The mouth is next praised:

3a Like a thread of crimson thy lips,

And thy mouth is lovely,

As distinguished from red-purple, אַרְגָּמָן, שָׁנִי (properly, shining, glistening; for this form has an active signification, like נָקִי, as well as a passive, like עָנִי) - fully, שָׁנִי תּוֹלַעַת - signifies the kermes or worm-colour; the karmese, the red juice of the cochineal. מִדְבָּרַךְ (מִדְבָּרֵיךְ) is translated by the lxx “thy speech;” Jerome, eloquium; and the Venet. “thy dialogue;” but that would be expressed, though by a ἁπ. λεγ., by מִדְבָּר דִבּוּרֵךְ is here the name of the mouth, the naming of which one expects; the preform. is the mem instrumenti: the mouth, as the instrument of speech, as the organ by which the soul expresses itself in word and in manner of speech. The poet needed for פִּיךְ a fuller, more select word; just as in Syria the nose is not called anf, but minchâr (from nachara, to blow, to breathe hard).

Praise of her temples.

3b Like a piece of pomegranate thy temples

Behind thy veil.

רַקָּה is the thin piece of the skull on both sides of the eyes; Lat., mostly in the plur., tempora; German, schläfe, from schlaff, loose, slack, i.e., weak = רַק. The figure points to that soft mixing of colours which makes the colouring of the so-called carnation one of the most difficult accomplishments in the art of painting. The half of a cut pomegranate (Jer. fragmen mali punici) is not meant after its outer side, as Zöckler supposes, for he gives to the noun rǎkkā, contrary to Jdg 4:21; Jdg 5:26, the meaning of cheek, a meaning which it has not, but after its inner side, which presents

(Note: The interior of a pomegranate is divided by tough, leather-like white or yellow skins, and the divisions are filled with little berries, in form and size like those of the grape, in the juicy inside of which little, properly, seed-corns, are found. The berries are dark red, or also pale red. The above comparison points to the mixing of these two colours.)
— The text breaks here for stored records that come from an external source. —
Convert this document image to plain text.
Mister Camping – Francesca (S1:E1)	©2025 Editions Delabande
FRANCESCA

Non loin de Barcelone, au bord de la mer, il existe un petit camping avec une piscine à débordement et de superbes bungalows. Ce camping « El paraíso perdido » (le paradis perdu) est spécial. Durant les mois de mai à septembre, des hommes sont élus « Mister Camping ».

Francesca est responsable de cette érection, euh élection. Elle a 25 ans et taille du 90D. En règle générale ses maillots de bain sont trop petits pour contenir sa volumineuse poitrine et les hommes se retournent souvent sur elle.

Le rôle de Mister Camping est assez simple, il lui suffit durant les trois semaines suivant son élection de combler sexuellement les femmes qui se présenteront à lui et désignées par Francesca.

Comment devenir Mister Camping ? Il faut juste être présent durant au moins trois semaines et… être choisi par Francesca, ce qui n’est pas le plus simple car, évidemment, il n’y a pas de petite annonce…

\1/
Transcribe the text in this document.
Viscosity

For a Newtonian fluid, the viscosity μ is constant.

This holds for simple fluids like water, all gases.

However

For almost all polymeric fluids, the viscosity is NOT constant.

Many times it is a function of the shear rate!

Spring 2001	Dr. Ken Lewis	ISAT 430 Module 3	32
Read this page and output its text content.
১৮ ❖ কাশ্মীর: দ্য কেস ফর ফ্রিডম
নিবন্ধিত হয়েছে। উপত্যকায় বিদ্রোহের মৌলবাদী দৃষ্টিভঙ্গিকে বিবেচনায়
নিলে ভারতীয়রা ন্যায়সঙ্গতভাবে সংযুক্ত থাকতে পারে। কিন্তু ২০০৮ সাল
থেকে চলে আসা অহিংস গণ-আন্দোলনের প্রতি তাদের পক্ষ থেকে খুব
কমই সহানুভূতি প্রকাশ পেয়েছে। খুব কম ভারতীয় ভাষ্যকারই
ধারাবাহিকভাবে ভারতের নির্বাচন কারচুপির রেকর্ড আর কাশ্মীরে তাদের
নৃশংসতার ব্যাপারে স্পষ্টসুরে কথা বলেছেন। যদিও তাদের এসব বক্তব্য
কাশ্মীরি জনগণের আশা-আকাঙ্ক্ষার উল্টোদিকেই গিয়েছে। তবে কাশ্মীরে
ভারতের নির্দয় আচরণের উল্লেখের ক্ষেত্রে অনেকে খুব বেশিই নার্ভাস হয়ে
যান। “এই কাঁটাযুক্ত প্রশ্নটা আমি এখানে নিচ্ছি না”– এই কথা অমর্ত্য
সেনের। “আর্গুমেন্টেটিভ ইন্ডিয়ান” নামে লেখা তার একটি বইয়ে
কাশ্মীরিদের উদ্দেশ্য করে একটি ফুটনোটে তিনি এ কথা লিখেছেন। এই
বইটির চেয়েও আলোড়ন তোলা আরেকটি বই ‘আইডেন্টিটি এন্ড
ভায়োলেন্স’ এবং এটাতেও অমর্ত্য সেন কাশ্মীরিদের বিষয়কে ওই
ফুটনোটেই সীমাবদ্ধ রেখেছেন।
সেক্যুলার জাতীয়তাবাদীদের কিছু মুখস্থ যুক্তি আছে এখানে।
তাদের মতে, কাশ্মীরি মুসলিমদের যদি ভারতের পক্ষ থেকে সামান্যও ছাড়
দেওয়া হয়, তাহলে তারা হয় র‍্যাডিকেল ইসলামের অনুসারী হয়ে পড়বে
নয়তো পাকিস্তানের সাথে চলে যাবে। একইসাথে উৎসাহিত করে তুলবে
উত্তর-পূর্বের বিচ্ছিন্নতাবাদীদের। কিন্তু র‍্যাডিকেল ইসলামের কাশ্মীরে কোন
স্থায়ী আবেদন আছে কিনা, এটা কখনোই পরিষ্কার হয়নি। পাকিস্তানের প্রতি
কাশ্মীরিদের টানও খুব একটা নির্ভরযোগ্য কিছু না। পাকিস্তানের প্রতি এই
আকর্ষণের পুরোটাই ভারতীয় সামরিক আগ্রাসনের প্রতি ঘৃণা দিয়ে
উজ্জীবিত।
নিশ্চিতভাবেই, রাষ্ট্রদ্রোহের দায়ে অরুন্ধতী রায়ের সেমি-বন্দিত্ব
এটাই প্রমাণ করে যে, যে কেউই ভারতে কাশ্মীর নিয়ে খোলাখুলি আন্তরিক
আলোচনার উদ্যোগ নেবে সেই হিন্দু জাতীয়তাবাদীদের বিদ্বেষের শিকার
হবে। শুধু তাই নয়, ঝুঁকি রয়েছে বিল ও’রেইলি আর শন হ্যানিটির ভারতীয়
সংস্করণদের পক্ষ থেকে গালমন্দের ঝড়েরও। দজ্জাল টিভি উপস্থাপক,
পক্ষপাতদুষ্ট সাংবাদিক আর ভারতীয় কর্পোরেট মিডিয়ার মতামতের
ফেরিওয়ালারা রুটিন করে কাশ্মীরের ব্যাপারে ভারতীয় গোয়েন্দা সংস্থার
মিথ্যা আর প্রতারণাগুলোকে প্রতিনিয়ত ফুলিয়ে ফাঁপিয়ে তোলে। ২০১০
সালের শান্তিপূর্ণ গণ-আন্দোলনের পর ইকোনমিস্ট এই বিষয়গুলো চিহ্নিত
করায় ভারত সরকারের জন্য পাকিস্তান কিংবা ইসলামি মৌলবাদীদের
a red mixed and tempered with the ruby colour, - a figure so much the more appropriate, since the ground-colour of Shulamith's countenance is a subdued white.

(Note: The Moslem erotic poets compare the division of the lips to the dividing cleft into a pomegranate.)

Up to this point the figures are borrowed from the circle of vision of a shepherdess. Now the king derives them from the sphere of his own experience as the ruler of a kingdom. She who has eyes like doves is in form like a born queen.